Theatergruppe „Spass op Platt“
Letzte Feinheiten auf der Bühne

Ahlen -

„Kattenspöök“ heißt das neue Stück der Theatergruppe „Spass op Platt“, das im Januar Premiere hat. Derzeit laufen die Proben auf Hochtouren.

Freitag, 29.12.2017, 15:12 Uhr

Während die beiden Darsteller Sandra Speckamp und Klaus Theeßen eine Szene proben, hören die Schauspielkollegen zu. Es geht jetzt um den Feinschliff der Dialoge.
Während die beiden Darsteller Sandra Speckamp und Klaus Theeßen eine Szene proben, hören die Schauspielkollegen zu. Es geht jetzt um den Feinschliff der Dialoge. Foto: Peter Schniederjürgen

Die neue Umgebung ist noch ungewohnt und die Stimmen müssen sich ebenfalls erst den neuen Raumverhältnissen anpassen. Doch die Aula des Städtischen Gymnasiums ist für die Theatergruppe „Spass op Platt“ ein gewaltiger Komfortgewinn. „So warm hatten wir es sonst nie“, zwinkert Hauptdarsteller Klaus Theßen . Dennoch, auch die fremde Akustik will berücksichtigt sein. Und zügige Eingewöhnung tut Not, am 6. Januar ist bereits Premiere des Stücks „Kattenspöök“.

Die Bühne ist fertig, nur noch Kleinigkeiten sind zu erledigen. Auch bei den Kostümen sind nur noch geringe Änderungen nötig. Jetzt gilt die Aufmerksamkeit von Regisseurin Ulla Nasch vor allem der korrekten und verständlichen Aussprache und der richtigen Richtung zum Publikum.

Denn die Darsteller haben mit ganz anderen Raumverhältnissen zu arbeiten als im früheren Spielort, dem Festsaal eines Dolberger Gasthofs.

„Dafür haben wir hier perfekte Voraussetzungen“, freut sich Gruppensprecherin und Darstellerin Anne Boing. Das beginne bei den Parkplätzen auf dem großzügigen Schulhof und ende bei den Toiletten noch lange nicht. Auch die Bühnentechnik sei deutlich moderner.
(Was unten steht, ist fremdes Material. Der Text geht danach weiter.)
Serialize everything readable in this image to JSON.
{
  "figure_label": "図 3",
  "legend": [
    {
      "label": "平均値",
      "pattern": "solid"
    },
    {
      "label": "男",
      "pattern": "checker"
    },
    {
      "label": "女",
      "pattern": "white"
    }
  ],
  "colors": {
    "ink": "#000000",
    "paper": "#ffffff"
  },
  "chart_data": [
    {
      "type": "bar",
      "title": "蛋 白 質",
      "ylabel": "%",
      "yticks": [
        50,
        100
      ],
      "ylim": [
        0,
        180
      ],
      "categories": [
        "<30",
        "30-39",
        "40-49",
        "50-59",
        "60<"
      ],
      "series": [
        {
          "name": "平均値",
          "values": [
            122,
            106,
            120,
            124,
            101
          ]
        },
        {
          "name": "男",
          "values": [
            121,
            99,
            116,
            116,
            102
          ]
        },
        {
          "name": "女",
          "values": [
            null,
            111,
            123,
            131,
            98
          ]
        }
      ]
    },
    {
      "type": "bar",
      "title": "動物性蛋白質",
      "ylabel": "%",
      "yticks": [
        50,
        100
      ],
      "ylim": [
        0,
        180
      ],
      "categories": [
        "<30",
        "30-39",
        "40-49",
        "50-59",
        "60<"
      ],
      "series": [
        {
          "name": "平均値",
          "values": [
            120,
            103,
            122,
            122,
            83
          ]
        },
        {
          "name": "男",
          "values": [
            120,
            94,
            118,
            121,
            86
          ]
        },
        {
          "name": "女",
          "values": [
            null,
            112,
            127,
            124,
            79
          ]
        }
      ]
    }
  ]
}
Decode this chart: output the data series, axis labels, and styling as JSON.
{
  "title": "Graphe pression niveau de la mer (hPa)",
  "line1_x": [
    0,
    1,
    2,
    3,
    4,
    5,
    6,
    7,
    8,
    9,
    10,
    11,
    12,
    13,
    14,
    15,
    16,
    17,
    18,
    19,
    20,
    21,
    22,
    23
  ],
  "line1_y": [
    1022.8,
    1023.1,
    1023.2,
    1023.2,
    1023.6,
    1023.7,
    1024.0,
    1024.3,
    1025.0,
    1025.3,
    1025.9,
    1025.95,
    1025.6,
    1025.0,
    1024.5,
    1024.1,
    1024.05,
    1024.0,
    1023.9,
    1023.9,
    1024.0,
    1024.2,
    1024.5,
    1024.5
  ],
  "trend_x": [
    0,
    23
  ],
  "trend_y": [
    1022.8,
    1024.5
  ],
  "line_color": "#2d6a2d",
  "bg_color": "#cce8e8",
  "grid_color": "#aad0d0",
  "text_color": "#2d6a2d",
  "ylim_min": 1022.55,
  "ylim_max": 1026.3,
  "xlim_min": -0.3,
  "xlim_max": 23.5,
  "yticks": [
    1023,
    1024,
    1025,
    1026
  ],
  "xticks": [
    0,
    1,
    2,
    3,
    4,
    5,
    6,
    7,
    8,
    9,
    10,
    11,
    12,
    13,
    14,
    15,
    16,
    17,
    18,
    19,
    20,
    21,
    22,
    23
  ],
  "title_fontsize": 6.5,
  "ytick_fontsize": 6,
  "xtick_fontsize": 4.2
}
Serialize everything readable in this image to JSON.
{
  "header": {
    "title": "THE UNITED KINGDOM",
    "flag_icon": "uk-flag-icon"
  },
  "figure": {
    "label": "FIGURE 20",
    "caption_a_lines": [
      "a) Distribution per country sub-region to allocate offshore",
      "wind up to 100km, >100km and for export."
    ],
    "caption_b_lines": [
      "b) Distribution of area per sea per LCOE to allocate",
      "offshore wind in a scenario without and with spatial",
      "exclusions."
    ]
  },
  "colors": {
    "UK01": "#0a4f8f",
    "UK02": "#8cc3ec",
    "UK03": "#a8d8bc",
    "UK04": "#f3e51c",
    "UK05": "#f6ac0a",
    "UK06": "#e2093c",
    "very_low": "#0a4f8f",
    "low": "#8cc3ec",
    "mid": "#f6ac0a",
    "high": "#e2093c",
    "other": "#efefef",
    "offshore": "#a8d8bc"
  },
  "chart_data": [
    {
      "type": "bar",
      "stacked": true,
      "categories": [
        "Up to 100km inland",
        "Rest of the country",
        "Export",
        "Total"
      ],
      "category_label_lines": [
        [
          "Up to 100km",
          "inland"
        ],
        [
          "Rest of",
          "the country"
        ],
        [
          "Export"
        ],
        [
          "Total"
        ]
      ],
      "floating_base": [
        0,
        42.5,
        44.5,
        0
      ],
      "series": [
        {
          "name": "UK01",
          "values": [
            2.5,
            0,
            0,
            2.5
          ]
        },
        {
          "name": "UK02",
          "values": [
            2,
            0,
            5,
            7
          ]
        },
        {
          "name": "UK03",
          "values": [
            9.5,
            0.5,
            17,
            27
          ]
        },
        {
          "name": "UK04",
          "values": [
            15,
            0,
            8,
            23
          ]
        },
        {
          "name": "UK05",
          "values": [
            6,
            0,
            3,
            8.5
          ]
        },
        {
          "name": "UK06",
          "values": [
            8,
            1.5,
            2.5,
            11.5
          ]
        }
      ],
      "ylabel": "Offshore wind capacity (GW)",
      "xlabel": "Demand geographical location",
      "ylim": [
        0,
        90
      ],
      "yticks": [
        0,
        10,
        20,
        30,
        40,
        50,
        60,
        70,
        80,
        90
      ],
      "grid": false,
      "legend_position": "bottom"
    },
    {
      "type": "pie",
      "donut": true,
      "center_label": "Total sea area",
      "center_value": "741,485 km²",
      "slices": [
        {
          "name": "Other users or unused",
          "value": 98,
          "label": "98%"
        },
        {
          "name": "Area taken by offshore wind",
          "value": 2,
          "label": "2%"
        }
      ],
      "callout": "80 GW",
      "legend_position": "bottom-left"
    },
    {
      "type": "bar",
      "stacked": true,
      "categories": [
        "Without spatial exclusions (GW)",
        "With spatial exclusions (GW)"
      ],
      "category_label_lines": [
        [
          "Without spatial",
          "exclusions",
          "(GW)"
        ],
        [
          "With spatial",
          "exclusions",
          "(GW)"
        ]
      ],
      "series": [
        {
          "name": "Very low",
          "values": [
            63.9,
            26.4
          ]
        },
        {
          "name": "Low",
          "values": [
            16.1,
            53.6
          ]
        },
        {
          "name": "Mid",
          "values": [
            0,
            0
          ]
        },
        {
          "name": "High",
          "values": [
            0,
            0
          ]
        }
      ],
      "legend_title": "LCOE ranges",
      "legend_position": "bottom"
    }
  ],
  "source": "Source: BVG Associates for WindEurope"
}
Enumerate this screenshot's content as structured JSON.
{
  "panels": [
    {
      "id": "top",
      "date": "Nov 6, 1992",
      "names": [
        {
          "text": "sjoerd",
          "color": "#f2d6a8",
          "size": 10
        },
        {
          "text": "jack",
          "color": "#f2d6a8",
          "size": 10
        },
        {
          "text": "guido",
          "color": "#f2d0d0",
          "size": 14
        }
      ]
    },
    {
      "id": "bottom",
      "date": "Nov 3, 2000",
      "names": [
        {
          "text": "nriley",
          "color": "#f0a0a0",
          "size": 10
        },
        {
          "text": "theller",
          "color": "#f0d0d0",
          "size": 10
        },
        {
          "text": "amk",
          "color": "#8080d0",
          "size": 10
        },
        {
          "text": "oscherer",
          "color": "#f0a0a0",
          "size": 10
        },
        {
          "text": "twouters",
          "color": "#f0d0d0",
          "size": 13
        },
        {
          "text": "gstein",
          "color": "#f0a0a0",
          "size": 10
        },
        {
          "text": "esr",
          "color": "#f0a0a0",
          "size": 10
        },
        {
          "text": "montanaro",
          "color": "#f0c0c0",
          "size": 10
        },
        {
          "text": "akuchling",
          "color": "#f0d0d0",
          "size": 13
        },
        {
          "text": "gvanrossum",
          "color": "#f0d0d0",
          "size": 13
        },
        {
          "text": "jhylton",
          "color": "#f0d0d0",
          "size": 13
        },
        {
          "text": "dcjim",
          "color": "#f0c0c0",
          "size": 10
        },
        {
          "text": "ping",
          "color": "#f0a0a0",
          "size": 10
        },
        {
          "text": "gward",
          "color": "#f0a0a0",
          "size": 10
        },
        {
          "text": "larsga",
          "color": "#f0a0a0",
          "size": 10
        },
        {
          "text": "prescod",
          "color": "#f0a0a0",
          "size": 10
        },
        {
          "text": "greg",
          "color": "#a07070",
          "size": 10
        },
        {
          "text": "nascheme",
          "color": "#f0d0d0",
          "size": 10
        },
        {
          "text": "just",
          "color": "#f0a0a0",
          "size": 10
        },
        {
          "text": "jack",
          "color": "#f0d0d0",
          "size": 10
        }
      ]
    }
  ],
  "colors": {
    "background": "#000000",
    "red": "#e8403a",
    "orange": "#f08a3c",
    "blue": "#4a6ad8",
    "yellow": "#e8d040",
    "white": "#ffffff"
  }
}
Ein großer Vorteil, denn „Kattenspöök“ spielt über den Zeitraum vieler Jahre. Zwar gibt es nur die Küche als Spielraum, doch muss diese den Wechsel der Zeit gut erkennbar machen.

Im Stück bekommt der reichlich erfolglose Hausherr und Beamte über die Jahre ordentlich Feuer von seiner nicht gerade zartfühlenden Frau. Doch als des armen Mannes Not gar zu groß wird, naht Hilfe aus dem Jenseits. Leider ist dieser Geist aber ebenso willig wie üblicherweise nur das Fleisch. Doch hilft er dem Beamten mit einigen guten Tipps zu Heilkräutern und Tränken aus dem Wissen der Altvorderen. Grund genug für das zänkische Frauenzimmer, sogleich eine ordentliche Portion der nahezu „magischen“ Tränke für sich einzufordern. Denn vielleicht bringen diese ja das lang ersehnte Häuschen im Grünen und die gesellschaftliche Anerkennung. Und auch die junge Generation, besonders deren weiblicher Teil, will mit magischen Mitteln den begehrten Teil der Männerwelt an sich binden.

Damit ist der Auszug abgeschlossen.